# Hello?newbie's got a question about his urban bike.



## raonjana (Oct 6, 2013)

Hello guys? Im anurban rider from Korea. There are no much urban-riding forums in here, so I finally came to this site thru Google.

My question is that, unlike MTBs and Road-Bikes which usually use a part mamed QR (that's how we call it here) which just fits the hole at the frame to hold the wheels, I noticed that urban and BMX frames use bolts to get its wheels fixed, and there are holes shapes like *⊂ *instead of O where the rear wheel is placed.

after I tighten my rear wheel at the ⊂ shaped parts of the frame with the bolts and give some shock while riding, the weel gets twisted because there are space for the bolts to move at the ⊂ part, unlike O shaped parts at Road-Bikes, which, therefore made me not get inside this kinda problem when I rode one of them.

This problom really drives me crazy because the twisted wheels makes the disc break to make frictions with the break pads, and sometimes, the wheel gets so much twisted that the wheel caress the frame. I mean, the weel touches the frame and it stucks. And every time this happens, I have to get off the bike and re-set the bolts and the wheel with the haxagonal ranch.

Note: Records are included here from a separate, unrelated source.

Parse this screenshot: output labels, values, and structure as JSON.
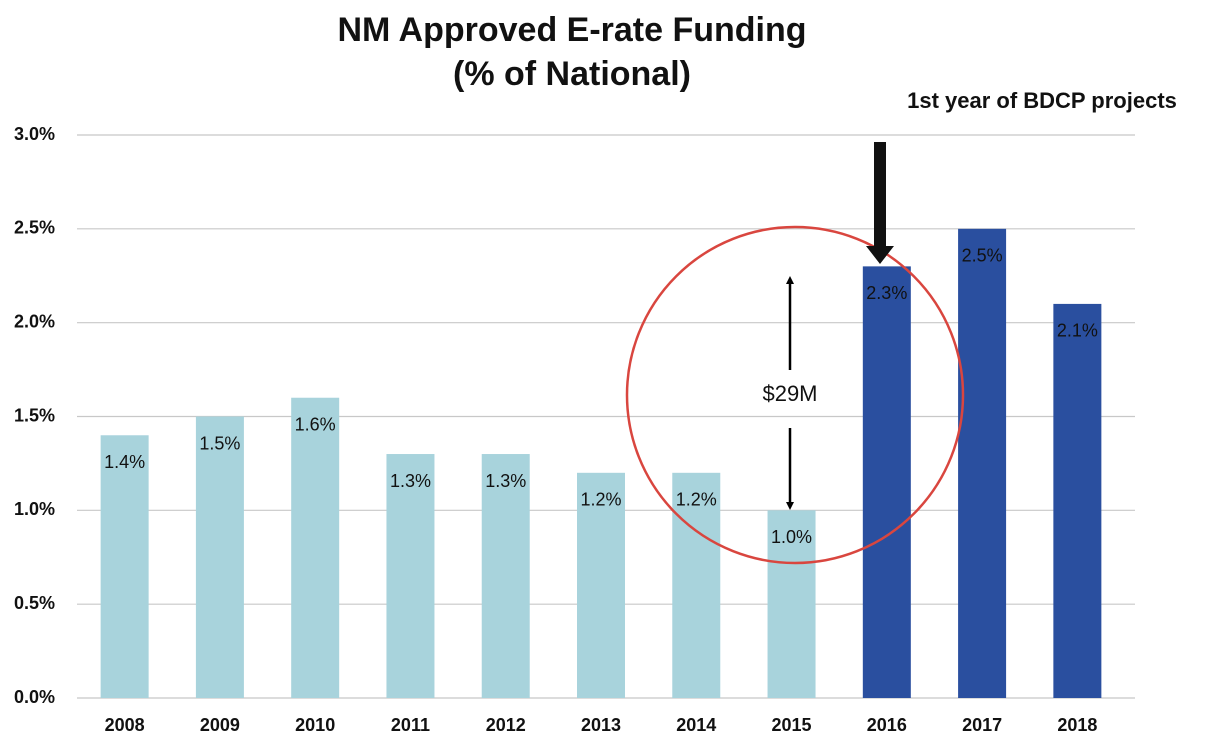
{
  "chart_data": {
    "type": "bar",
    "title": "NM Approved E-rate Funding",
    "subtitle": "(% of National)",
    "categories": [
      "2008",
      "2009",
      "2010",
      "2011",
      "2012",
      "2013",
      "2014",
      "2015",
      "2016",
      "2017",
      "2018"
    ],
    "values": [
      1.4,
      1.5,
      1.6,
      1.3,
      1.3,
      1.2,
      1.2,
      1.0,
      2.3,
      2.5,
      2.1
    ],
    "value_labels": [
      "1.4%",
      "1.5%",
      "1.6%",
      "1.3%",
      "1.3%",
      "1.2%",
      "1.2%",
      "1.0%",
      "2.3%",
      "2.5%",
      "2.1%"
    ],
    "colors": [
      "#a8d3dc",
      "#a8d3dc",
      "#a8d3dc",
      "#a8d3dc",
      "#a8d3dc",
      "#a8d3dc",
      "#a8d3dc",
      "#a8d3dc",
      "#2a4f9f",
      "#2a4f9f",
      "#2a4f9f"
    ],
    "ylim": [
      0,
      3
    ],
    "yticks": [
      {
        "value": 0,
        "label": "0.0%"
      },
      {
        "value": 0.5,
        "label": "0.5%"
      },
      {
        "value": 1,
        "label": "1.0%"
      },
      {
        "value": 1.5,
        "label": "1.5%"
      },
      {
        "value": 2,
        "label": "2.0%"
      },
      {
        "value": 2.5,
        "label": "2.5%"
      },
      {
        "value": 3,
        "label": "3.0%"
      }
    ],
    "grid": true,
    "annotations": [
      "1st year of BDCP projects",
      "$29M"
    ]
  }
}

Is there anyone who has experienced the same problom as mine?? If so, I would be really greatful if you give me how to solve this problem and let me enjoy my ride. And thanks for reading my shitty English. Thank you.


----------



## cmc4130 (Jan 30, 2008)

You should not be using a Quick Release axle with a horizontal dropout. (The "dropout" is the "C" area where you bolt the wheel). A Dirt Jumper MTB or 'urban' is usually going to be singlespeed and have a horizontal dropout like a BMX bike. Like this:


----------



## raonjana (Oct 6, 2013)

cmc4130 said:


> You should not be using a Quick Release axle with a horizontal dropout. (The "dropout" is the "C" area where you bolt the wheel). A Dirt Jumper MTB or 'urban' is usually going to be singlespeed and have a horizontal dropout like a BMX bike. Like this:


Yeah, thus is what I use but what I mean is the bolts slide on the C area and the wheel gets twisted. Is this because I didnt tighten the bolts enough??


----------



## Rip (Jan 12, 2004)

Tightness of the nuts is important, but even more important is that the nuts are tightened evenly from left to right. Too loose and the hub won't hold adjustment and too tight and you put premature wear on the hub bearings.


----------



## jaykay (Jul 1, 2010)

If your frame doesn't already include it, why don't you try using chain tugs:

Chain Tugs | Chain Reaction Cycles

That will definitely solve your issue!


----------